Journal d'un graveur III, 1975
Medium: Etching with aquatint.
Signed and numbered by hand, No 74 of 75.
Size with frame H 79 X W 65.5 - Sheet Size: H 56 x W 76 cm
Joan Miró with his wide-ranging oeuvre, comprising strikingly original paintings, prints, ceramics, sculptures, metal engravings and murals, Catalan modernist Joan Miró was a critical force in moving 20th-century art toward complete abstraction. Although often considered an early Surrealist because of his nonobjective imagery and evocation of the subconscious, he defies neat categorisation. Miró’s identity is largely rooted in the city of his birth: Barcelona.
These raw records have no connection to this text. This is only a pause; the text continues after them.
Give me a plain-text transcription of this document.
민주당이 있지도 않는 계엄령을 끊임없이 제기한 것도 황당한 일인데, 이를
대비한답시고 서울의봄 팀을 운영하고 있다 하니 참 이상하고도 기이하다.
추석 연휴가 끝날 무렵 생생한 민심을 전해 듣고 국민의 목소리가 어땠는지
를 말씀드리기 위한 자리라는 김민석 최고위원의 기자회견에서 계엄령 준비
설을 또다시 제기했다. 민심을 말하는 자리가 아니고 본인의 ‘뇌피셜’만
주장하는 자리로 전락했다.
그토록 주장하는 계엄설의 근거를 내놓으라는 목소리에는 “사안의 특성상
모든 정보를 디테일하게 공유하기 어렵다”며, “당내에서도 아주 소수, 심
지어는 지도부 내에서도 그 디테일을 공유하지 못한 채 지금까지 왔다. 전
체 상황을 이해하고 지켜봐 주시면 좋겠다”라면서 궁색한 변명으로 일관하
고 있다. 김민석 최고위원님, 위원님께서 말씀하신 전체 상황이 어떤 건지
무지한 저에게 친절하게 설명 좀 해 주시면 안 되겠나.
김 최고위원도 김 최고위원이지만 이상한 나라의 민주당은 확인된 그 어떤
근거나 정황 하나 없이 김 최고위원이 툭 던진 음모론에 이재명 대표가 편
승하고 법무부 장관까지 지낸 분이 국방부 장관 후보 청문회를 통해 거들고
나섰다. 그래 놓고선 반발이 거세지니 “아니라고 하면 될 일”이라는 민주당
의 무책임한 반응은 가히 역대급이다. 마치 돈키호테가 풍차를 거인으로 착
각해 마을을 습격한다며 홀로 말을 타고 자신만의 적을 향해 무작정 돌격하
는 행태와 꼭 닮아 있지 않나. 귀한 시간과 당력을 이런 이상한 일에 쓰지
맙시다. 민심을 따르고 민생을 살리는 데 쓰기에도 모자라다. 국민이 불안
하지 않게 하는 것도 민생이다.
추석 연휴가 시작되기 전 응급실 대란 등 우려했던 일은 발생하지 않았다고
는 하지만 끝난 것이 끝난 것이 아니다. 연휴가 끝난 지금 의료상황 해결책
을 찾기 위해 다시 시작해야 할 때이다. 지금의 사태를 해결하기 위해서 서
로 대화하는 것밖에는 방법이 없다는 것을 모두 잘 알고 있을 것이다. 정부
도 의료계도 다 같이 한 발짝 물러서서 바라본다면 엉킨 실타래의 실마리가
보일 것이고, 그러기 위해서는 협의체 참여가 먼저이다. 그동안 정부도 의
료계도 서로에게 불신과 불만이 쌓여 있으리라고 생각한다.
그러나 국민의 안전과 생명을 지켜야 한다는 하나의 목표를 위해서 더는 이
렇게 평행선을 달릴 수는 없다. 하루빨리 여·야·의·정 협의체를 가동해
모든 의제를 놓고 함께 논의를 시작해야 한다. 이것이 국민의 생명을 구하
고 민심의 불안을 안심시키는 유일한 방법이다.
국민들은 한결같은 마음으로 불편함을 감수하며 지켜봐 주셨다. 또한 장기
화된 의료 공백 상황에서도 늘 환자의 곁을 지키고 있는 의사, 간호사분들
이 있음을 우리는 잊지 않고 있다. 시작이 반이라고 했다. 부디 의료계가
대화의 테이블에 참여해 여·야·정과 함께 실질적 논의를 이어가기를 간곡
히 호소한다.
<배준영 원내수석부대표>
To this day, a number of his public artworks can be found there, including the 72-foot-tall statue Dona i Ocell (Woman and Bird), 1983. Female and avian forms, along with bright colors and the theme of Catalan pride, are recurring elements in his work. The radical visual world Miró created with his expressive lines, signature symbols and biomorphic shapes influenced such American Abstract Expressionists as Jackson Pollock and Color Field painters like Mark Rothko and Barnett Newman. Mirò continued to work and experiment until his death at the age of 90 in 1983. Five years before that, he was quoted saying, “I painted these paintings in a frenzy, with real violence so that people will know that I am alive, that I’m breathing, that I still have a few more places to go. I’m heading in new directions.”